CHICAGO — Here’s how Wyle E. Coyote would have solved this problem. Wyle E. Coyote would have merely built another giant magnet, 800 miles to the west, hit the “on” switch and waited.
But we can’t all be Wyle E.
And so this giant 600-ton 50-ft-in-diameter magnet takes the long way around.
First it will be trucked from the Brookhaven National Laboratory in New York to a barge and then floated down the coast, around Florida and up the Mississippi to northern Illinois where it will be transferred to a special truck for transfer to Chicago.
The state’s highway and toll booths were measured last year to ensure the contraption would fit and it does, but just.
There’s four inches clearance at the tool booths.
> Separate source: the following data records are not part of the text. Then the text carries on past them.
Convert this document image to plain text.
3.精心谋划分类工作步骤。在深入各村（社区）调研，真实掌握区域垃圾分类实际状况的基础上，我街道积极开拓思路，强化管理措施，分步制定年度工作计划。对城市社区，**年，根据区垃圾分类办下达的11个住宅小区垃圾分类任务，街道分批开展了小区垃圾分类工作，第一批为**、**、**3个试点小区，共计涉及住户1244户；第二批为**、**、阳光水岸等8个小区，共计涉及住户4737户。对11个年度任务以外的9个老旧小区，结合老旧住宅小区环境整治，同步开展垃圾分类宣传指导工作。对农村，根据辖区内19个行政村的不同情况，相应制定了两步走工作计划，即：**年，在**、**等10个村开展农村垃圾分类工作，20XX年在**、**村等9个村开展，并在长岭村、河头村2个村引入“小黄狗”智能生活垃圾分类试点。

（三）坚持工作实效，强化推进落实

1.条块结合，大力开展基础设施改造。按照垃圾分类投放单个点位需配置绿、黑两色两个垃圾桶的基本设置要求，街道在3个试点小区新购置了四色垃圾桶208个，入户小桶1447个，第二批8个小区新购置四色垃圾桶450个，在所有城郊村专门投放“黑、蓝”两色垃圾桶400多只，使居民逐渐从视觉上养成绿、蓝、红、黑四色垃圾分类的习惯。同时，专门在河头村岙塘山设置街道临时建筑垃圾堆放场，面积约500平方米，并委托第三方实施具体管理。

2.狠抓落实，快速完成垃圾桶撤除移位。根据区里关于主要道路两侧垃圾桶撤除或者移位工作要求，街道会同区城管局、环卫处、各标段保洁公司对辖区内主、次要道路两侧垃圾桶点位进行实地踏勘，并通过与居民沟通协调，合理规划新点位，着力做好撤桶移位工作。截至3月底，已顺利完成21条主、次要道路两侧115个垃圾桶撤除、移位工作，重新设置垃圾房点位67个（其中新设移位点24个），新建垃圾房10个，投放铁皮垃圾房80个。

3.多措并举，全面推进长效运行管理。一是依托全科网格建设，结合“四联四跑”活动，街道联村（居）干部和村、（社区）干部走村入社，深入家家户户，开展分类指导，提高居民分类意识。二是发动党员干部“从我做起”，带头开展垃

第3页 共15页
And it will be driven at night, to avoid delays.
The machine is part of something called a gyromagnetic processor (you’re like “that much I knew”) located at the Fermi National Accelerator Laboratory in the suburbs of Chicago.
And the trip will test the stability of the trucks and the barge because it cannot tilt or twist much more than a few degrees, or the wiring will get messed up.
The unit is actually called a Muon g-2 storage ring. (Google it yourself.) And it has to remain flat so no undue pressure is put on the superconducting cables inside.
And once there, the particles inside (muons), which only last for 2.2 millionths of a second, will help scientists learn more about how the universe works.
Meantime, we at TodaysTrucking.com maintain that the really big questions will continue to elude us, questions such as, “Didn’t every cartoon watcher in the whole galaxy hope that one of these days, Wyle E. would catch and slaughter that dweeby bird?”